Une autre raison, la plus simple, la plus laide, était que cette communauté, jusqu’ici pacifique, de voisins et de vieux amis, devait soudainement passer par l’expérience unique de la méfiance réciproque ; on comprend facilement qu’ils étaient convaincus que le meurtrier se trouvait parmi eux, et, du premier au dernier, ils souscrivaient à une opinion formulée par Arthur Clutter, un frère du mort, qui avait dit, en parlant à un journaliste dans le hall d’un hôtel de Garden City le 17 novembre : « Quand on aura tiré cette affaire au clair, j’suis prêt à parier que celui qui a fait ça vivait à moins de dix miles de l’endroit où nous sommes actuellement. »
*
Environ quatre cents miles à l’est d’où se trouvait actuellement Arthur Clutter, deux jeunes gens partageaient une table à l’Eagle Buffet, un restaurant de Kansas City. L’un d’eux – dont le visage était étroit et qui avait un chat bleu tatoué sur la main droite – avait expédié plusieurs sandwiches à la salade de poulet et il dévorait des yeux maintenant le repas de son camarade : un hamburger intact et un verre de root beer où trois aspirines étaient en train de se dissoudre.
« Perry, coco, dit Dick, tu ne veux pas ce hamburger ? J’vais le prendre. »
Perry poussa l’assiette en travers de la table. « Bon Dieu ! Tu peux pas me laisser me concentrer ?
— Pas besoin de le lire cinquante fois. »
Il se référait à un article en première page du Kansas City Star du 17 novembre. L’article dont le titre disait : PEU D’INDICES DANS LE QUADRUPLE ASSASSINAT, faisait suite aux premières nouvelles des meurtres publiées la veille ; il se terminait par un paragraphe récapitulatif :
« Les enquêteurs sont à la recherche d’un tueur ou de tueurs dont l’habileté est évidente si son (ou leur) mobile ne l’est pas. Car ce tueur ou tueurs ont soigneusement coupé les fils téléphoniques des deux appareils de la maison. Lié et bâillonné leurs victimes expertement, sans trace de lutte avec l’une d’entre elles. N’ont rien dérangé dans la maison, n’ont laissé aucun indice qu’ils avaient cherché quelque chose, à l’exception peut-être du porte-billets (de Clutter). Ont tué quatre personnes dans différentes parties de la maison, ramassant calmement les douilles utilisées. Sont arrivés dans la maison et l’ont quittée probablement avec l’arme du crime ; sans être vus. Ont agi sans motif, si l’on rejette une tentative de cambriolage manquée, ce que les enquêteurs sont enclins à faire.

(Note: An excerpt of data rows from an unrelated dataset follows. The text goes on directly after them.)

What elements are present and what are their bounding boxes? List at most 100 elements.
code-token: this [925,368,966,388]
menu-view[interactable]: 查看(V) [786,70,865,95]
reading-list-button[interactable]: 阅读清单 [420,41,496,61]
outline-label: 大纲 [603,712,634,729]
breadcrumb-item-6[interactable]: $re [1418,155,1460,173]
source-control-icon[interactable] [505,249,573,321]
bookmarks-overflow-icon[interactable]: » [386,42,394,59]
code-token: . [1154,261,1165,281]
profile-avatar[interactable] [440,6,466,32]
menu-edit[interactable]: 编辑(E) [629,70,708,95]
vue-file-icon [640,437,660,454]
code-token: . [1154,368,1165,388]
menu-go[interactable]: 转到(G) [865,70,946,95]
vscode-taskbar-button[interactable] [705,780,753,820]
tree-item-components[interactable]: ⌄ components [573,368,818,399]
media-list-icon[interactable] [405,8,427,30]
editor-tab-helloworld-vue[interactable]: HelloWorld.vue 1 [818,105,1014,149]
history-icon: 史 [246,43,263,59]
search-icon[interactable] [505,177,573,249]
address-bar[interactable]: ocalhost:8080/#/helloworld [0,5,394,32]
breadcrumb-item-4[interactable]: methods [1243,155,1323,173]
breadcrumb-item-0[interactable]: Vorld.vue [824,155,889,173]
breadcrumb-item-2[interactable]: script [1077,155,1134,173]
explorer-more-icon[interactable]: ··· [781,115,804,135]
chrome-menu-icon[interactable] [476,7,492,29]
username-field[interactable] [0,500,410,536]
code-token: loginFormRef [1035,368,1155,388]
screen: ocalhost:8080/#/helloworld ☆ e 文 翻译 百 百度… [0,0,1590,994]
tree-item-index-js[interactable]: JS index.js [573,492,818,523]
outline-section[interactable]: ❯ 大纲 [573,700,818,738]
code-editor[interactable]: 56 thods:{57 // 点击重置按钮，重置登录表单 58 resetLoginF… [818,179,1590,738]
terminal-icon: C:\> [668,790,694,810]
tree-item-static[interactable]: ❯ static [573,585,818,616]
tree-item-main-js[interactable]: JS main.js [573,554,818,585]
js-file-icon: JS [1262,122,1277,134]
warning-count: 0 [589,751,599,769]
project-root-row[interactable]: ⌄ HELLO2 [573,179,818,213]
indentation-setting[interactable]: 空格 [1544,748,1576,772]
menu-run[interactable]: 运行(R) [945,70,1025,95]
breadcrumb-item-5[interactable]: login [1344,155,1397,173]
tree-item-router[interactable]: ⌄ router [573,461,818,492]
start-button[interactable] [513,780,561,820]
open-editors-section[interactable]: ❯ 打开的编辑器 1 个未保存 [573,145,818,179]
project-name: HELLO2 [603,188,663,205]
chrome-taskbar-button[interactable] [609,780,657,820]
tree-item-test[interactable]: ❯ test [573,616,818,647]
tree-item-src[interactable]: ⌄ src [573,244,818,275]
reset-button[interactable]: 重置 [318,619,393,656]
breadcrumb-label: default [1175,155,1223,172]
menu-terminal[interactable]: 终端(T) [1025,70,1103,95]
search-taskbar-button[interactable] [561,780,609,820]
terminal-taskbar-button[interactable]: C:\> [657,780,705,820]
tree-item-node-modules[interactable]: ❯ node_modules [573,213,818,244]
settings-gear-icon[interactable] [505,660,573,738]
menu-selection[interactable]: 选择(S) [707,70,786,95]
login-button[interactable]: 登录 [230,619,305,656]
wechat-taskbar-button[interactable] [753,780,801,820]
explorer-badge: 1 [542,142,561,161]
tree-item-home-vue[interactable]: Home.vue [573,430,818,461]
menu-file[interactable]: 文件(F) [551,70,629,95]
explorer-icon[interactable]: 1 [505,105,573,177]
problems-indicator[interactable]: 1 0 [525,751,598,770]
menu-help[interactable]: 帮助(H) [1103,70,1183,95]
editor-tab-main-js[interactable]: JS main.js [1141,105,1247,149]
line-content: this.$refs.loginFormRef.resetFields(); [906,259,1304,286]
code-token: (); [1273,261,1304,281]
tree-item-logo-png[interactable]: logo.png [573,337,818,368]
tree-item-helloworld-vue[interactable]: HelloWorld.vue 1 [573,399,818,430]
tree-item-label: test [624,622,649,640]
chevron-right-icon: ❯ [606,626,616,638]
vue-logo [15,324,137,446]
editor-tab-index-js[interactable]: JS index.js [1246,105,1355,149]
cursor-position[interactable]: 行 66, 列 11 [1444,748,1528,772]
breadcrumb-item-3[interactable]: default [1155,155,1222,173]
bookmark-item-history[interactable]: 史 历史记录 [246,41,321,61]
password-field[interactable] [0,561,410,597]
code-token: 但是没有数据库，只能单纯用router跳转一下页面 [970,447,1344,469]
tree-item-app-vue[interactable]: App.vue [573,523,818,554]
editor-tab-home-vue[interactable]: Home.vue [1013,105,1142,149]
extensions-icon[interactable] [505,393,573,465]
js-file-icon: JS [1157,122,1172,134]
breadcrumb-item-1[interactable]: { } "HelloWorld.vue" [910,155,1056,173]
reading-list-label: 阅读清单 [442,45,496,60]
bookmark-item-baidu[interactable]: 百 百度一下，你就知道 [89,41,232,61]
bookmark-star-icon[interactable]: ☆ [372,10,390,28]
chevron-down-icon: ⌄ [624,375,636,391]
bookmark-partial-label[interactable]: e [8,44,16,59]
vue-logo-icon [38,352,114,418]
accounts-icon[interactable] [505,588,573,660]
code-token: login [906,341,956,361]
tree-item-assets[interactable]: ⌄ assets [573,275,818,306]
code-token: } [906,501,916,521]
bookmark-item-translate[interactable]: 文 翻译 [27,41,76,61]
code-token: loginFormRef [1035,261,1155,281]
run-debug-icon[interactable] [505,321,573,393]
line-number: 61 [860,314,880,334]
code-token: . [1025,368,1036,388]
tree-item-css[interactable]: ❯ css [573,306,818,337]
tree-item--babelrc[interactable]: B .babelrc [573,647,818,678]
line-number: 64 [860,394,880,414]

“Car ce tueur ou tueurs”, dit Perry, lisant à voix haute. C’est incorrect. La grammaire est, ou devrait être : “Car ce tueur ou ces tueurs”. » Sirotant sa root beer corsée d’aspirines, il continua : « De toute façon, je n’en crois rien. Toi non plus. Avoue, Dick. Sois honnête. Tu ne crois pas à cette histoire d’absence d’indices ? »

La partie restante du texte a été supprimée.